Everyone has to start somewhere, and here is where Douglas Booth started. In years to come, maybe when he’s picking up his third Oscar, people are going to be saying: "What’s this on his IMDB page? Hunters of the Kahri, starring lots of people who never made another movie? Must be the Inaccurate Movie Database up to its old tricks." But it’s not. Is there evidence of Booth's talent here? Well, he can clearly act, which many of the cast equally clearly can't, but frankly Kenneth Branagh couldn't make a script like this work, especially with these production values and the abundant non-direction.
Since when Paterson seems to have concentrated on corporate stuff about finance. Which is where the money is, in more ways than one.
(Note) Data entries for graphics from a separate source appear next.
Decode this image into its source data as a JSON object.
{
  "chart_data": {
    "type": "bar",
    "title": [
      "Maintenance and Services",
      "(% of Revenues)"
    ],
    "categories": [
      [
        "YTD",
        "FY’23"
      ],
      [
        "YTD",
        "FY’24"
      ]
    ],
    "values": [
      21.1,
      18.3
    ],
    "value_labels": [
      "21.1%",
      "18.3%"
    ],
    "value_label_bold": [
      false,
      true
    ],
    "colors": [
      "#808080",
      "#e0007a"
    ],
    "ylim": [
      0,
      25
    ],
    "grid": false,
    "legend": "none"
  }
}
Hunters of the Kahri, according to Paterson’s page on Casting Call Pro, features “horses, CGI creatures, battles and choreographed fight sequences”. Just to be clear, there is one shot of someone (dressed in white so it might be bathrobe guy) riding a horse. There are indeed several choreographed sword fights. In at least one of these, the sounds of battle have been added to the soundtrack to try and give the impression of a larger conflict. (It doesn’t work, but at least those bloody songbirds shut up for a bit.)
There are however absolutely no CGI creatures, or CGI anything, or any sort of creatures. Apart from a fallow deer that wanders past the camera about 90 minutes in. If that’s CGI it’s bloody good.
Watching these things so you don’t have to. And thanks for sharing, Mr P. Genuinely appreciated, just so I can knock this off my list.
Oh. If you’re wondering, the Kahri is some sort of precious stone they’re all after. I think.